It had been hailed as one of the most positive meetings in its 45-year history. Reinsurance rates were predicted to rise on average by between 15% to 20% and it was finally time for a upswing in the insurance cycle.

But the mood at the Monte Carlo Rendez-Vous took an unexpected turn, as the terrible events of last Tuesday began to unfold.

At 3.15pm, news of the first plane crash in New York reached the Cafe de Paris. I saw reinsurers rushing around, abandoning scheduled meetings to find out if colleagues based in the Twin Towers had escaped.

While some frantically made calls on their mobile phones, others crammed around the television in Aon's hired suite at the Hotel de Paris.

One distraught Aon broker, based in New York, said: “It's outrageous, it's a crime. I can't reach my colleagues on their phones or cellphones.”

Avner Flavio Hannuna, president of Uni-Mat, which underwrites facultative marine hull and cargo business from the Italian market, said: “Never in the history of insurance have I seen something so big. This will be one of the biggest losses ever in the insurance market.”

Within minutes, Monte Carlo was transformed from a sunny and glamorous James Bond setting to one of mourning and despair.

For the following days, shocked delegates lamented missing family, friends and colleagues. But at the same time, the realisation that the insurance market was now in disarray began to dawn.

Ironically, reinsurers and analysts had cited the predicted rise in rates as good news, but not enough. Now, following last week's disaster, the rates look set to rocket.

Stephen Cane, chairman of the International Underwriting Association (IUA) and chief executive of Alea London, was discussing renewal rates in France at the time of the tragedy.

“What has happened now is those increases will continue to come through but it is more than likely they will be greater than previously envisaged,” he said. “The recent hardening of the market came about because the industry has been suffering for quite a while. But the suffering is going to be even greater because of the events.”

Last Monday and Tuesday, rate increases were expected to be in the region of 15% to 20% across the board. Although it is too early to predict exactly how much they will shoot up by, a major senior analyst has now described the market as “one of the hardest we have ever seen”.

Another said they would not be surprised to see reinsurance rates rise between 35% to 40% across the board. And certain lines of business such as aviation may jump two-fold.

Counting the cost
A Lloyd's reinsurer in the catastrophe sector called the hijacking the biggest man-made loss ever. “All classes of business including property damage, personal accident for passengers, worker's compensation, aviation liability, motor and key personnel will be affected,” he said. “The losses will total $20bn (£13.6bn) or more. It is going to have a big impact on rates in the market, but it is still in an early stage at the moment.”

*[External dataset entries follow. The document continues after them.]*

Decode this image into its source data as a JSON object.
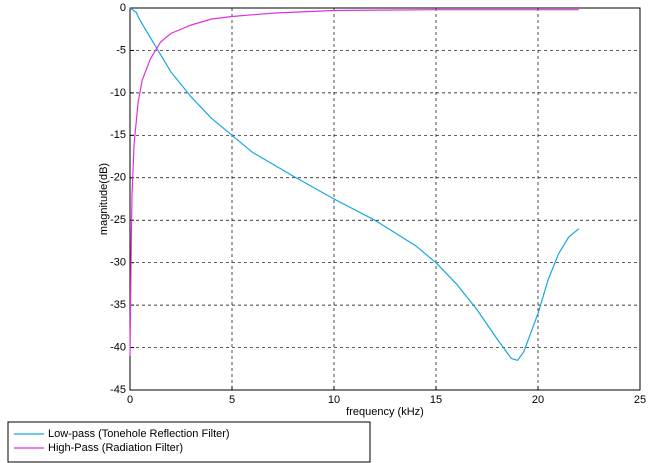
{
  "chart_data": {
    "type": "line",
    "xlabel": "frequency (kHz)",
    "ylabel": "magnitude(dB)",
    "xlim": [
      0,
      25
    ],
    "xticks": [
      0,
      5,
      10,
      15,
      20,
      25
    ],
    "ylim": [
      -45,
      0
    ],
    "yticks": [
      0,
      -5,
      -10,
      -15,
      -20,
      -25,
      -30,
      -35,
      -40,
      -45
    ],
    "grid": true,
    "legend": "bottom-left",
    "series": [
      {
        "name": "Low-pass (Tonehole Reflection Filter)",
        "color": "#1aa6e0",
        "x": [
          0,
          0.3,
          0.5,
          1,
          1.5,
          2,
          2.5,
          3,
          4,
          5,
          6,
          8,
          10,
          12,
          14,
          15,
          16,
          17,
          18,
          18.7,
          19,
          19.3,
          20,
          20.5,
          21,
          21.5,
          22
        ],
        "values": [
          0,
          -0.5,
          -1.5,
          -3.5,
          -5.5,
          -7.5,
          -9,
          -10.5,
          -13,
          -15,
          -17,
          -19.8,
          -22.5,
          -25,
          -28,
          -30,
          -32.5,
          -35.5,
          -39,
          -41.3,
          -41.5,
          -40.5,
          -36,
          -32,
          -29,
          -27,
          -26
        ]
      },
      {
        "name": "High-Pass (Radiation Filter)",
        "color": "#e030e0",
        "x": [
          0,
          0.05,
          0.1,
          0.2,
          0.4,
          0.6,
          1,
          1.5,
          2,
          3,
          4,
          5,
          7,
          10,
          15,
          22
        ],
        "values": [
          -41,
          -30,
          -22,
          -16,
          -11,
          -8.5,
          -6,
          -4,
          -3,
          -2,
          -1.3,
          -1,
          -0.6,
          -0.3,
          -0.2,
          -0.2
        ]
      }
    ]
  }
}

Deputy chairman of Jardine Lloyd Thompson's London operation and chairman of Corporation Risks and Services Group Dominic Collins added: “It is too early to speculate. But the market is in considerable disarray and people are not sure about what kind of reinsurance is in place.

“The way the market is operating at the moment, a lot of people cannot do anything. But insurance costs must go up substantially.”

Collins, who was involved in North American reinsurance during the 1980s, said the reinsurance sector is now facing “the most difficult position” he had ever seen.

“Before it was a difficult but an orderly market,” he said. “Now there are circumstances no one has ever seen before.”

Charles Catt, associate of consultant provider Insurance Solutions and former managing director of Nac Re, agrees.

“Both rates and available capacity are going to be moved dramaticall,” he said. “This will be one of the largest movements ever seen as the losses start to unfold.”

He added that rates for all areas of reinsurance were liable to be affected, including aviation, marine and property.

“I am not sure about how many people will still be in the market,” he said.

“The less capacity there is, the higher the rates are going to go. People may review whether or not they want to be in the business and a lot of people are taking strategic reviews as to their involvement in this area. Capacity will shrink.”